“Fix and Flip” Properties & 1031 Exchanges

Several months ago you stumbled upon a
property sorely neglected by its previous owners. Your practiced eye told you that there was a lot of money to be made if you bought the property, fixed the deferred maintenance items and did some basic cosmetic work.
Now you find out that you were right—you’ve received an offer that will return you a substantial profit. But here’s the problem—tax will eat a chunk of your profit—maybe as much as half!

The good news: your buddy tells you about a 1031 exchange and how you can roll the gain from this property to your next one. The bad news? You may not qualify for a 1031 exchange unless you structure the transaction correctly.

A 1031 exchange rolls the gain from the sale of your old property into your new one. Both properties have to have been held for investment, or used in a trade or business, and you only have 180 days from the sale of your old property to get your new property purchased.

The problem is that Section 1031 says that it does not apply to “property held primarily for sale”. So how does the IRS know if your intent was to hold it for investment, which would qualify for a 1031 exchange, or hold it for sale, which would not? The IRS will look at a number of factors, including why you originally bought the property; what you subsequently did with it; the extent of the improvements you made to it; the number and frequency of other transactions you’ve done; the business you are in; the effort you went to to find a buyer for your property; the listing of the property for sale with real estate brokers; and what you were doing with the property at the time you sold it.

In other words, if you make your living by buying fixers, or building spec houses, and you always sell your properties within a few months of the completion of the construction or renovation, and especially if the income would be “ordinary income” to you (as opposed to short term capital gains), you have almost no hope of your 1031 exchange passing IRS scrutiny in the event of an audit. On the other hand, if you always hold your properties for a considerable length of time, and this one time the buyer came to you and made you an offer you could not refuse, you probably will win if you are audited.

What can you do to structure your transaction as an exchange? First of all, if you make your living building spec houses or doing fix and flips, set up a seperate legal entity, preferably an limited liability company (i.e. an LLC) to hold the properties that you want to use for exchanges. You need to build a firewall between your exchange and non-exchange properties.

Second, you want to create paperwork that proves that you intended to hold the property for at least a year.
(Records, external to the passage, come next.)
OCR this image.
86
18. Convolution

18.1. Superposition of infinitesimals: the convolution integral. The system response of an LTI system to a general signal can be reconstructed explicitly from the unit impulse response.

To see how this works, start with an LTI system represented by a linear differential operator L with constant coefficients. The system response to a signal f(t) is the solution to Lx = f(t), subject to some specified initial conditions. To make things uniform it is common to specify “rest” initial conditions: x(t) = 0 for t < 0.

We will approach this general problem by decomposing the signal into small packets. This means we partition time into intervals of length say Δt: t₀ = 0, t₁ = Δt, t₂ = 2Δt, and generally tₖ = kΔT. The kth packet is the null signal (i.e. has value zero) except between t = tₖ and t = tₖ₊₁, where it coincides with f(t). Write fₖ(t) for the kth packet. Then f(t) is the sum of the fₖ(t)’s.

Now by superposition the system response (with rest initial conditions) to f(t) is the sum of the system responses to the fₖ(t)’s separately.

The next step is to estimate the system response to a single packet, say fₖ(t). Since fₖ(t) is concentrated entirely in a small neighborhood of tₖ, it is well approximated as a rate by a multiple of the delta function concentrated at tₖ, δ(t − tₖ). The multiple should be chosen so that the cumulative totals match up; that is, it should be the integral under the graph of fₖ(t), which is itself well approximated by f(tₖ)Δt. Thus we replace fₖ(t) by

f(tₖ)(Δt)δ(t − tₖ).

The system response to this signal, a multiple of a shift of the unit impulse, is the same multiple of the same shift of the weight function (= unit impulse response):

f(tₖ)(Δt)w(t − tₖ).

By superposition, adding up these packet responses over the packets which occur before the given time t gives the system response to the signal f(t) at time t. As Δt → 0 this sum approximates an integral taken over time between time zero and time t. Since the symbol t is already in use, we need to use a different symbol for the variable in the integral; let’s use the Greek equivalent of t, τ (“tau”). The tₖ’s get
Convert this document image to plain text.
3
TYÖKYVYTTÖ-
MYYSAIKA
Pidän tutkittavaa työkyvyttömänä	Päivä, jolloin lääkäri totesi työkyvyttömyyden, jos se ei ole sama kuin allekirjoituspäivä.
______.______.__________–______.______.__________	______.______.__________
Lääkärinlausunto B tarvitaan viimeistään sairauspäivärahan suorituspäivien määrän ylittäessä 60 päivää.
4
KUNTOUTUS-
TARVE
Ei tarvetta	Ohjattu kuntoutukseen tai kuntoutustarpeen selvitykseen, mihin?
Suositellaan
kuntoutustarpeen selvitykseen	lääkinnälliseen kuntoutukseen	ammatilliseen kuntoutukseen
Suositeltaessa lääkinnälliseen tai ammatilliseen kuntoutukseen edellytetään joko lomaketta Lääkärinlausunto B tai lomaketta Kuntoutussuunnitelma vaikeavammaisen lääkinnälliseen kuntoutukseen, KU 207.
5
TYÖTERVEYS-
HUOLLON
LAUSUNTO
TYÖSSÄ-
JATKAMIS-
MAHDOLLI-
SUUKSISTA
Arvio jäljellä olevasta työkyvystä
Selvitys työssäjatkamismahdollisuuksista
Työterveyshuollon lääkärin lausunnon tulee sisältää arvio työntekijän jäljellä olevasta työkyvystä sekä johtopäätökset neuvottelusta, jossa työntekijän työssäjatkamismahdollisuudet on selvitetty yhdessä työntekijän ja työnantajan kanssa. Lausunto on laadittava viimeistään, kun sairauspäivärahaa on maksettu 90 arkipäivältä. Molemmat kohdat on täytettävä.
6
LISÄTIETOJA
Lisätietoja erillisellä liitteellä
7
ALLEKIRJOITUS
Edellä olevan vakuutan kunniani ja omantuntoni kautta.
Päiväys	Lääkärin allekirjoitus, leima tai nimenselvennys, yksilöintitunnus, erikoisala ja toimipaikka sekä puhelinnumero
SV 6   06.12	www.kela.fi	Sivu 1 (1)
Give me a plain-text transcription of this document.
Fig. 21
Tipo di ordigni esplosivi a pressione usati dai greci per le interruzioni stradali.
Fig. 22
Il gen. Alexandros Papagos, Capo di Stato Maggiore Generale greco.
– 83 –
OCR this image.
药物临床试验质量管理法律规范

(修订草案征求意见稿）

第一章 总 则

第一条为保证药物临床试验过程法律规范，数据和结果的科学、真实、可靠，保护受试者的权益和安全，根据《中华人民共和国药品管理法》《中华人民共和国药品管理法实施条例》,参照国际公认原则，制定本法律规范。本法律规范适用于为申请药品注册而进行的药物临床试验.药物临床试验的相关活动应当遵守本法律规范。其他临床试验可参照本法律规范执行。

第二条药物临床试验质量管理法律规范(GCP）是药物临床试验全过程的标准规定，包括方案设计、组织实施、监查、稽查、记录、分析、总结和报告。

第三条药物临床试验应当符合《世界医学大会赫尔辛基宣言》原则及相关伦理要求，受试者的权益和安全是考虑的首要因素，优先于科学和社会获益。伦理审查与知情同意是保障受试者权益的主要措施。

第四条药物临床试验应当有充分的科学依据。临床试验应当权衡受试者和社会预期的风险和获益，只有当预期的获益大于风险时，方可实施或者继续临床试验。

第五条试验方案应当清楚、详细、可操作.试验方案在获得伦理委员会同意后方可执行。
For example, you might want to advertise the fixer as available for rent, on a one-year lease, beginning upon completion of the remodel. If you do get a tenant, you could give them an option to buy the property. If so, put the option in a document separate from the least and make the trigger date at lease a year and a day in the future.

Be smart and ask fair market value rents. Keep a copy of the advertisements in your file as proof that you tried to rent it.

Third, do not list the property for sale with your real estate broker. You can tell him that you’ll entertain offers, but do not put anything in writing that proves that you were interested in selling it.

Last, while selling a property that you’ve held for less than a year as outlined above should not be fatal, don’t make it a practice to do so very often. The more that you do so, and the higher the portion of your exchanges you do on a short term basis, the less likely it is that you will prevail if you get audited.